Ticketmaster And Live Nation Are Reportedly Being Sued By The Justice Department For Creating A Touring Monopoly

The US Department of Justice is about to drop the hammer on Live Nation and Ticketmaster for their longstanding monopoly over concert promotion. According to The Wall Street Journal, the DOJ is preparing to bring an antitrust lawsuit against Live Nation — which it could file as soon as next month — for using its leverage over live events ticketing through Ticketmaster to undermine competition in the space.

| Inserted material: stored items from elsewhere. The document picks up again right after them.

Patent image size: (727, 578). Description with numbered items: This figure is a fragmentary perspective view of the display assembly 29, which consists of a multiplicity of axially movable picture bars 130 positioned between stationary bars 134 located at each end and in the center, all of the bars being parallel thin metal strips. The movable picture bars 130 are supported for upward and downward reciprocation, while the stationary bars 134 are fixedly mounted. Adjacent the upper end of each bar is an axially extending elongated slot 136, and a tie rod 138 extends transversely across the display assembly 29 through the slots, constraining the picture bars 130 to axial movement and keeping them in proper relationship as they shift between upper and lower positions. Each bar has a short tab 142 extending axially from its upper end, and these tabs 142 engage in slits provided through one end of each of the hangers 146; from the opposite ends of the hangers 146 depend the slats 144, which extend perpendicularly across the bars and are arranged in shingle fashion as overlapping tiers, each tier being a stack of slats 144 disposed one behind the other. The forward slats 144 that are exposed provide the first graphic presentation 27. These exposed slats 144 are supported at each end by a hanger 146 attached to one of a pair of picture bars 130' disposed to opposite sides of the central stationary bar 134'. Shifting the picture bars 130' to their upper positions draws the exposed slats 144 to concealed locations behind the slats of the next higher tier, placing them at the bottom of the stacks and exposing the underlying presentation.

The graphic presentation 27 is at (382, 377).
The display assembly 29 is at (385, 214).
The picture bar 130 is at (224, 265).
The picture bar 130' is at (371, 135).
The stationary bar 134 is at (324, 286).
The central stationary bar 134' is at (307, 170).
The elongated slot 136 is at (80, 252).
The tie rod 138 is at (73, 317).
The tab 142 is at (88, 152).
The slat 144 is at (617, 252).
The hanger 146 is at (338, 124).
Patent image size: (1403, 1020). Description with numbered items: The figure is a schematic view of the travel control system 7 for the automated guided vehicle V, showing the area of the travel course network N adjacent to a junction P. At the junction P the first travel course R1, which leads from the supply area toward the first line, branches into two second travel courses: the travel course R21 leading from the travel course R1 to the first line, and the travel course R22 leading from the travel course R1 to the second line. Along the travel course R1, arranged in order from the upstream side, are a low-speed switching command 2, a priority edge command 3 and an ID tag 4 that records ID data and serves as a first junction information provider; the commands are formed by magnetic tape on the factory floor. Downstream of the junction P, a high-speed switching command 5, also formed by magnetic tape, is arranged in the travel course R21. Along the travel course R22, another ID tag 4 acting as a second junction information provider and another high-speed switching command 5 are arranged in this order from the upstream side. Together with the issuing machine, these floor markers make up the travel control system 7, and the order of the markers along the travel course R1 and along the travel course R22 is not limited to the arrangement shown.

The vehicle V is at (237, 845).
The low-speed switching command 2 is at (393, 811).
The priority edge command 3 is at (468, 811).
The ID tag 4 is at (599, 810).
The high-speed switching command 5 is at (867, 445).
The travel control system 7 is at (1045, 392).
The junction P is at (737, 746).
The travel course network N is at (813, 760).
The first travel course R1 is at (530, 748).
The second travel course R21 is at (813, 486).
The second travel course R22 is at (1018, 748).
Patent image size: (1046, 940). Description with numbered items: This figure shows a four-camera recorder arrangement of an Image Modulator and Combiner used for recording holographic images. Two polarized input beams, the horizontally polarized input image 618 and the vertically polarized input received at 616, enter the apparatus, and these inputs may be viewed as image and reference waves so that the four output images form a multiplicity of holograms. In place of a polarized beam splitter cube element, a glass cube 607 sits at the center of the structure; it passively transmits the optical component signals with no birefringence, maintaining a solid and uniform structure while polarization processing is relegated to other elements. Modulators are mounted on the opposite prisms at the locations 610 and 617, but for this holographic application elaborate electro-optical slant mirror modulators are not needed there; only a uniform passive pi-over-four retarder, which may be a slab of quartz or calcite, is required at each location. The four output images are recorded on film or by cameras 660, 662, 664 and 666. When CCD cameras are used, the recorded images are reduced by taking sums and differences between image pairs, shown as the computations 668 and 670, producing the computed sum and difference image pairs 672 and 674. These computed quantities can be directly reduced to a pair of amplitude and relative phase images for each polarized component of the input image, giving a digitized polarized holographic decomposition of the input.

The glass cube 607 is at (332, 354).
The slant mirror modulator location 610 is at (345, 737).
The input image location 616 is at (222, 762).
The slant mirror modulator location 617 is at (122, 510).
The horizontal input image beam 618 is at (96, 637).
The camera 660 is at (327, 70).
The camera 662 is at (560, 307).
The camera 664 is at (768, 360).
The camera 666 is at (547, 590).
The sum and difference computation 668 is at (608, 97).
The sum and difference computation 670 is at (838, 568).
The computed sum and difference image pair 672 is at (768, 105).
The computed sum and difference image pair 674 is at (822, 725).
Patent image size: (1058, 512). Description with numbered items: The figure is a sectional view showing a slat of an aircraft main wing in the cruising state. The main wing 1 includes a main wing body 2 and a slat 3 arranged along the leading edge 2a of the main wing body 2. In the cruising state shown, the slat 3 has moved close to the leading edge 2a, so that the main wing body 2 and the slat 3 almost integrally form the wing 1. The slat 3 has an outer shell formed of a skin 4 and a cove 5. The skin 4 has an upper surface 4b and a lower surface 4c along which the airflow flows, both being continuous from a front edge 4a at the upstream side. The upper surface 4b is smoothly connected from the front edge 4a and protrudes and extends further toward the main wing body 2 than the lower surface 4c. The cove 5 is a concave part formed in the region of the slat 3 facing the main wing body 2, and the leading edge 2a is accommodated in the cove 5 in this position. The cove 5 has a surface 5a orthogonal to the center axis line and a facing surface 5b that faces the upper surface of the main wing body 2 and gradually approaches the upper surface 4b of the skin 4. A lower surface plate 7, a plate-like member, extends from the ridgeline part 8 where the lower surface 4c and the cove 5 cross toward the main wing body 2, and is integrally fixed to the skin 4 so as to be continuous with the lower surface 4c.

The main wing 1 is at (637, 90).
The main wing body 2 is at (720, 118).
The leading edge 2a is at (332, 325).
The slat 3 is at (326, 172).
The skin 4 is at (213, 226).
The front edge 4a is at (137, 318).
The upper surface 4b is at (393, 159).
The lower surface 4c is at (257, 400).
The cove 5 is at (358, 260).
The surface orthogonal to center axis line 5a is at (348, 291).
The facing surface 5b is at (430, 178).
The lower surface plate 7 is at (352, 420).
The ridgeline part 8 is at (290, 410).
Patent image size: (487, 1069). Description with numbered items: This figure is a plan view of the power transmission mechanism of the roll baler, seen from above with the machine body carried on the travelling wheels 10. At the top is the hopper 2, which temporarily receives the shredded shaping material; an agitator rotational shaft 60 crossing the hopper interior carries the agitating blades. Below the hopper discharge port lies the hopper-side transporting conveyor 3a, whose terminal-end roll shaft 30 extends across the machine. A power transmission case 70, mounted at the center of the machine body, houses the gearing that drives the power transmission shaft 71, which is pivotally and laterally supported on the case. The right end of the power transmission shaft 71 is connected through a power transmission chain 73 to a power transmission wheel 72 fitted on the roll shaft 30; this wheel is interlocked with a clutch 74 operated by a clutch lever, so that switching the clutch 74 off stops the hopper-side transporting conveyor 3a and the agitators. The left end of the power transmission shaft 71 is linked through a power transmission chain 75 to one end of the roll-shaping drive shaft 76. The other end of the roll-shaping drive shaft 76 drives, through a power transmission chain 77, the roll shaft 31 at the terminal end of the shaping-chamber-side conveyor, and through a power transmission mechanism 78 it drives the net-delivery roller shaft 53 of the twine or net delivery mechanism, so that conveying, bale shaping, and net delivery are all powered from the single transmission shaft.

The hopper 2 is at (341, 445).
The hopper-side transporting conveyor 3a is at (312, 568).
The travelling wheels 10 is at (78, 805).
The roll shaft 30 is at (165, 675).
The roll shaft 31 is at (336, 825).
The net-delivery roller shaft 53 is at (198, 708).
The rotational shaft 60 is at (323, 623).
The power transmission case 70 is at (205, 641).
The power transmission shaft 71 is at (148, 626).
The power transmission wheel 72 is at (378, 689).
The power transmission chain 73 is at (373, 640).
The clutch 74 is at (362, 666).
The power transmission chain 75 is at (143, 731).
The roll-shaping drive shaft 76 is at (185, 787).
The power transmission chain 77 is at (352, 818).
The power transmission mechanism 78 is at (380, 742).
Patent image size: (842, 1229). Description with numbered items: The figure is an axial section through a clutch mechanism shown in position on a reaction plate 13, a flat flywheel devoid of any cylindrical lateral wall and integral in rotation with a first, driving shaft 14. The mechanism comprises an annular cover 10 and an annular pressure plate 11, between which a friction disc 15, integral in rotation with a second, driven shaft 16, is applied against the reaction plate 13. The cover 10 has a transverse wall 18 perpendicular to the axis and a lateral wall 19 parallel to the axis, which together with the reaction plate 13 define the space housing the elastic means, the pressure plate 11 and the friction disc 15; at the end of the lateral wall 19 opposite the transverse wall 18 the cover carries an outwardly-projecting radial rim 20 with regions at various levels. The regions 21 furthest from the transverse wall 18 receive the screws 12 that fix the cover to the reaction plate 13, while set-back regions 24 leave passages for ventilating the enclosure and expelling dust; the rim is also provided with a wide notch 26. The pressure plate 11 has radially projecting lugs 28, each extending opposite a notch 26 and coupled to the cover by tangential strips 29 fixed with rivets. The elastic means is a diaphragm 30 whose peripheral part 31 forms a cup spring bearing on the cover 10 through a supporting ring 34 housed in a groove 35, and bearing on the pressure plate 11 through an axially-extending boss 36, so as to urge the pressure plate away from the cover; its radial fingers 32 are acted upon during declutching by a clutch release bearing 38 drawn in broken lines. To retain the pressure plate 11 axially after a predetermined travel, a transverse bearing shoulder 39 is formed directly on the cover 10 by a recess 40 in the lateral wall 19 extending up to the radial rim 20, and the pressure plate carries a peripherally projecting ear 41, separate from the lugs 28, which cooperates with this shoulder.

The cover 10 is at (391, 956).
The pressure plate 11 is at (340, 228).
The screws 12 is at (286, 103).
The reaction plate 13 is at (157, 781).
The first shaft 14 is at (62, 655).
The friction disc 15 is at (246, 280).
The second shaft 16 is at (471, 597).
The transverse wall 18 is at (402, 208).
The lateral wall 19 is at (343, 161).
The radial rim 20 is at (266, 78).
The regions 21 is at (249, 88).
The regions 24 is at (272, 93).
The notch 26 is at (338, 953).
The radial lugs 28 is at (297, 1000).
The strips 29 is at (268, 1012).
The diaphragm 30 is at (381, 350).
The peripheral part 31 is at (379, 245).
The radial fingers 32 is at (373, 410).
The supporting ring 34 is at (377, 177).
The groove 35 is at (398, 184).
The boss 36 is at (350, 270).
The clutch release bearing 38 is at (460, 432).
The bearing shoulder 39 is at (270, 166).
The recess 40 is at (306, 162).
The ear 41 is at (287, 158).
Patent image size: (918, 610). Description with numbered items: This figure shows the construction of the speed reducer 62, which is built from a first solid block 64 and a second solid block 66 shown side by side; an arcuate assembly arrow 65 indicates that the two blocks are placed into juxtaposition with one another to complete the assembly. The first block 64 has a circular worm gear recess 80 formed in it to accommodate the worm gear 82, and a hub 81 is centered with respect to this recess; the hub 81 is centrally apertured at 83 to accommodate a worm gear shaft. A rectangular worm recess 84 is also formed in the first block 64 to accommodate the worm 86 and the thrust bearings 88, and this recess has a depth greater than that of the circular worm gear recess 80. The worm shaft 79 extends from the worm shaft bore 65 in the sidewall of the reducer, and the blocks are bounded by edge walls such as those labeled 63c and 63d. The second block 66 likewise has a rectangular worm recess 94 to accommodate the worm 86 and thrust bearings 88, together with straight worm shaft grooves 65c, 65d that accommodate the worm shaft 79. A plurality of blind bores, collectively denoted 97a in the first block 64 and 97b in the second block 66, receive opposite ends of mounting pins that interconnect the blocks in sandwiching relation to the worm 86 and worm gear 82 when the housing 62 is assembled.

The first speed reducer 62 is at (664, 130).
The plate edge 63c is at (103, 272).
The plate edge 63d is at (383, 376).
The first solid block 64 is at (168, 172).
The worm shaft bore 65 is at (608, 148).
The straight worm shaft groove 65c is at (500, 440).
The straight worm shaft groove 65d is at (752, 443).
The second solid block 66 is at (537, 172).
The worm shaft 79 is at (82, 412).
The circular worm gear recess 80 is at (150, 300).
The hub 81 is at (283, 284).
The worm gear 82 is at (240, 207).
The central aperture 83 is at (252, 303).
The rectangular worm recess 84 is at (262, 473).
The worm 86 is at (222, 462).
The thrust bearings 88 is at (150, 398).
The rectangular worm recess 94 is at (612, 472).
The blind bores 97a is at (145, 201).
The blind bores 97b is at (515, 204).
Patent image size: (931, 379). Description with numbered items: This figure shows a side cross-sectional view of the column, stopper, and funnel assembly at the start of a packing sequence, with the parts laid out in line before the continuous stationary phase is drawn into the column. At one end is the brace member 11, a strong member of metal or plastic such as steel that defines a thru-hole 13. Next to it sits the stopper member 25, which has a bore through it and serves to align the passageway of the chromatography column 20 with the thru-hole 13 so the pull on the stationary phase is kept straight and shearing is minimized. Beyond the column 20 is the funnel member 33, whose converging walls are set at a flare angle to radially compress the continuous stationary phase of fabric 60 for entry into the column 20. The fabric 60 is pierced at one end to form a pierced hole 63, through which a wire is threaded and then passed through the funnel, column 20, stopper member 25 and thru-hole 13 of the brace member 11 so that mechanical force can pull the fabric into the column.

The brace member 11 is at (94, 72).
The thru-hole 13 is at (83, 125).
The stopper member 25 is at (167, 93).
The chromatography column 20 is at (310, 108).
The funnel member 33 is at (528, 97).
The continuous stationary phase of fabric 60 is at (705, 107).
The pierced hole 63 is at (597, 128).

Live Nation acquired Ticketmaster in 2010, and since then, consumers have complained of increasing prices and fees, while at the same time, independently owned venues have gone out of business or been absorbed into Live Nation’s network. The issues came to a head with the return of live entertainment after the 2020 shutdown over COVID, with fans experiencing problems buying tickets for <Beyoncé and Taylor Swift’s return tours.

Those problems spawned Congressional hearings about Ticketmaster’s business practices, prompted Ticketmaster to revise some of its policies, and even sparked a class action lawsuit from Ticketmaster customers who felt jilted by hidden fees, website breakdowns, and vastly inflated prices. Separately, but probably relatedly (we have eyes), several musicians’ tours across genre were canceled or shortened by low ticket sales in the past year, with social media users pointing out that prices have just gotten too high to afford for most people.

Meanwhile, Live Nation’s head of corporate affairs Dan Wall has argued that artists set prices, that those prices are subject to high demand and low supply, and that the majority of the fees charged go to venues (failing to mention, of course, who owns an outsized and growing proportion of those venues).

As noted by WSJ, the federal government did not try to block the merger between Live Nation and Ticketmaster but did agree to a settlement in which Live Nation and Ticketmaster would incur steep fines if they were found to be retaliating against venue operators making use of competing ticketing services by doing things like blocking Live Nation artists from playing those venues. Of course, in 2019, Live Nation was found to be violating exactly those terms, forcing an extension of the settlement terms to 2025. It looks like it still wasn’t enough; now, Live Nation could find itself in an even more precarious position.